Dimanche, c’était l’esprit de 1936 à Genève, le Front populaire retrouvé. Toutes les gauches, tous les acteurs culturels se tombaient dans les bras. Le peuple avait dit deux fois non aux coupes des budgets, qui menaçaient en particulier la culture. Mais la liesse n’a pas duré. Lundi, Sami Kanaan, ministre socialiste de la Culture annonce son intention de procéder à un audit des fonds généraux, comme la droite municipale le lui demandait. De quoi s’agit-il? D’une enveloppe de 7 millions dédiée à des aides ponctuelles à la création. La demande du magistrat tombe comme un pavé au milieu du bal. Les professionnels n’en reviennent pas. Fini l’euphorie à la mode de 1936. Retour brutal à 2016.
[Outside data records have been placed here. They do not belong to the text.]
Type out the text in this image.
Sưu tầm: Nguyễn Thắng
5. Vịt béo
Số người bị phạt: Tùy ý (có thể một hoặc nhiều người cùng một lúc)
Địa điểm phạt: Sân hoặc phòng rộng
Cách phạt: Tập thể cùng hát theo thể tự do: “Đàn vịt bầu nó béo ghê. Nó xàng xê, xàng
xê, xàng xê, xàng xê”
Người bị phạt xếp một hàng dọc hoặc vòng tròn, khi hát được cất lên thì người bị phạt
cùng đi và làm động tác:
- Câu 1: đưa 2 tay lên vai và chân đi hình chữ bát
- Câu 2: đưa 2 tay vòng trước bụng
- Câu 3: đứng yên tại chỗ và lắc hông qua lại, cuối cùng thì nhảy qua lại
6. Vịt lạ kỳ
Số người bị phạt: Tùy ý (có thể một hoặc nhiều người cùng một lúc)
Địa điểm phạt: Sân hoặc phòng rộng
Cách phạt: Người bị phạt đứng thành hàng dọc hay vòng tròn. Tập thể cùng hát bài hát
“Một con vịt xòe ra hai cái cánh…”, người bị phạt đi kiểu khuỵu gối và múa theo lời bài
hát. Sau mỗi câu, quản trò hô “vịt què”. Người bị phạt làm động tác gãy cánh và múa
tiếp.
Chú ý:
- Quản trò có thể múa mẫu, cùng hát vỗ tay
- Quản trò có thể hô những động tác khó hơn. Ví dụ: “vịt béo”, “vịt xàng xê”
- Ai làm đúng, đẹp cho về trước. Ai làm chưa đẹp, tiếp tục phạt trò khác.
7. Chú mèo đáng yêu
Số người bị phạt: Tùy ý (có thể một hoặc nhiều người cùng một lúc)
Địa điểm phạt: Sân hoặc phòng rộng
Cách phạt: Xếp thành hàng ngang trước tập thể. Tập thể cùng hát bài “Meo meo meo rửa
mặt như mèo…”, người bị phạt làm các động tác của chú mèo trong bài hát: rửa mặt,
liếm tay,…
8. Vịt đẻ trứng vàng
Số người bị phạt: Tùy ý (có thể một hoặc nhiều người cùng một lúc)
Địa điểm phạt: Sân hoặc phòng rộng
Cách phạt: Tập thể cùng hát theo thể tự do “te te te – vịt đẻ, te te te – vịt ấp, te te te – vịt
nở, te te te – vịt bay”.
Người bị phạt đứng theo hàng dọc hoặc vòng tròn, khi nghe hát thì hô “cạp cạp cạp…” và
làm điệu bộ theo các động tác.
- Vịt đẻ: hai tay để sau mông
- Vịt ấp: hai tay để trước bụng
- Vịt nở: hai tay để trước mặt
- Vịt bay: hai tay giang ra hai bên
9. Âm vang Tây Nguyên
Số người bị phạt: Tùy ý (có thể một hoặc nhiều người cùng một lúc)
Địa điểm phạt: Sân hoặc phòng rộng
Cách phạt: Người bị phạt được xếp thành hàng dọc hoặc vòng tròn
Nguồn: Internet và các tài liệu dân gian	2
A vrai dire, personne n’en revient vraiment. Ni les artistes, ni la droite. Sami Kanaan lui-même a dû estimer que la fanfare allait soudain trop vite. Peu après son annonce, il convoque un certain nombre d’acteurs culturels jeudi à midi pour leur expliquer ses intentions. «Nous avons tous décliné, explique Barbara Giongo, chargée de diffusion et de production pour la compagnie de théâtre l’Alakran et membre du mouvement la Culture lutte. A titre personnel, je ne comprends pas la décision du magistrat. Dimanche, après une victoire à laquelle nous avons largement contribué, nous avons dit notre souhait de renouer un dialogue constructif avec la Ville. Et le lendemain, Sami Kanaan annonce ça…»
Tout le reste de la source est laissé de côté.